BANDIDAGEM

Mais um ano de caras, bocas e discursos?

Os maiores cabos eleitorais dos últimos tempos tem sido a fome, desigualdades sociais e a bandidagem.

Claro que não são os únicos, tem vários “velhos do saco” que continuam assombrando eleitores infantilizados em seus medos, criados para elegerem os heróis que lutarão para livra-los dos males criados por eles mesmos.

Mas vamos falar da bandidagem.

Na Grécia tem uma frase que muito bem define o território atual com maior fertilidade para nascimento de “especialistas em segurança” que povoam os legislativos municipais, estaduais e no Congresso Nacional (Câmara dos deputados e senado)

“Não vá o sapateiro, além da sandália”.

Um pintor chamado Apeles, aceitou a crítica vinda de um sapateiro, sobre uma sandália que compunha uma imagem pintada por ele em um quadro. Animado com o resultado da sua justa crítica, o sapateiro começou a opinar sobre o restante da obra, originando o ditado acerca de falar somente sobre o que se domina.

Talvez, um dos grandes problemas no combate a bandidagem feito através de políticas públicas, seja o excesso de sapateiros de farda.

Já percebeu o tanto de soldados, delegados e coronéis no legislativo?

Você já se perguntou onde exatamente os bandidos atuam?

Nos municípios e nos estados brasileiros. Que justamente, são os responsáveis pelo combate ao crime, através das policias militares, polícia civil e guardas municipais, onde houver.

Tem muito ex-secretário de segurança estadual que fala no avanço desenfreado da violência, mas curiosamente quando presta contas de sua atuação no comando do aparato de segurança de seu estado, cita um rosário de números que comprovam a eficiência do combate a bandidagem naquele período. É simples: se isso fosse assim, o problema não estaria onde está.

O nó está na lei, dirão.

Vejamos um dos vilões, maioridade penal, um pouco mais de perto.

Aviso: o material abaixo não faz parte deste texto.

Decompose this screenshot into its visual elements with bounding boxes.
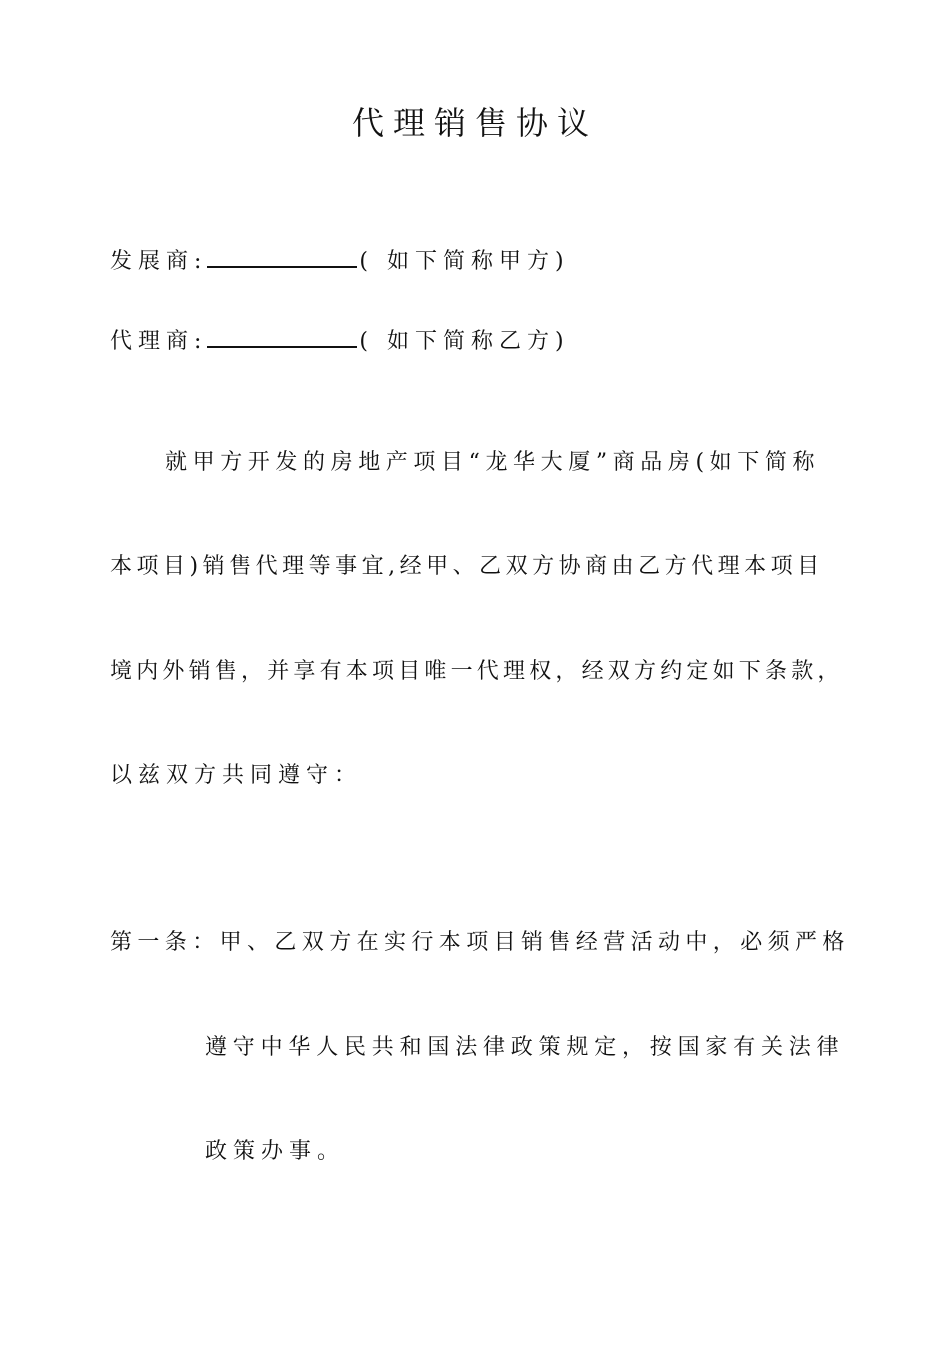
party-developer-suffix: ( 如下简称甲方) (359, 249, 570, 274)
party-agent-label: 代理商: (110, 329, 208, 354)
document-title: 代理销售协议 (351, 104, 598, 142)
article-one-line: 遵守中华人民共和国法律政策规定，按国家有关法律 (205, 1035, 845, 1060)
party-developer-label: 发展商: (110, 249, 208, 274)
article-one-line: 第一条：甲、乙双方在实行本项目销售经营活动中，必须严格 (110, 930, 850, 955)
party-developer-blank[interactable] (207, 244, 357, 268)
intro-line: 就甲方开发的房地产项目“龙华大厦”商品房(如下简称 (165, 450, 821, 475)
party-developer-line (110, 244, 570, 277)
intro-line: 本项目)销售代理等事宜,经甲、乙双方协商由乙方代理本项目 (110, 554, 824, 579)
party-agent-line (110, 324, 570, 357)
party-agent-blank[interactable] (207, 324, 357, 348)
article-one-line: 政策办事。 (205, 1139, 346, 1164)
intro-line: 以兹双方共同遵守： (110, 763, 363, 788)
intro-line: 境内外销售，并享有本项目唯一代理权，经双方约定如下条款， (110, 659, 844, 684)
party-agent-suffix: ( 如下简称乙方) (359, 329, 570, 354)
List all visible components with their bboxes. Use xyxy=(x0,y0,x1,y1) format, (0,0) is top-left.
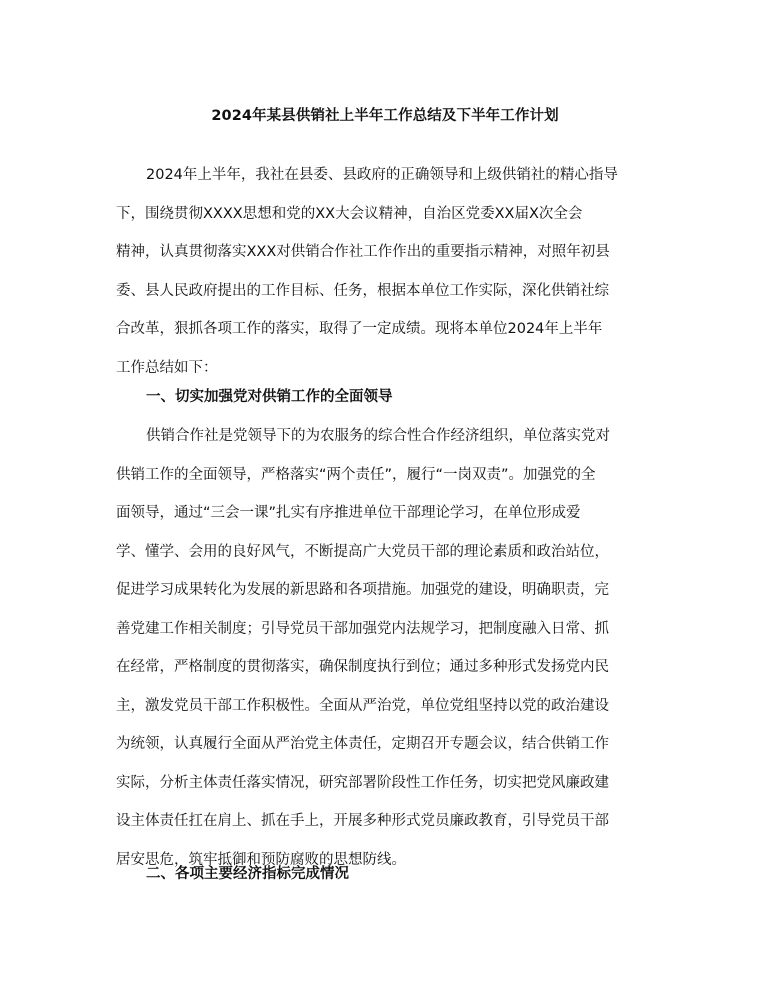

Gente de farda que assumiu como deputado federal em 2023, atualmente em busca de reeleição, se destaca com avanço na Comissão de Segurança, da PEC de diminuição da maioridade penal nesse último ano de seu mandato, com um detalhe maior que um presídio; o projeto, além de não ser seu, é de 2015.

Há 11 anos essa medida, tão urgente e necessária para quem a defende, repousou em sono profundo, para ser acordada aos cutucões em ano de eleição.

Lembrando que isso ainda não foi votado e são necessárias duas votações no câmara e duas no senado.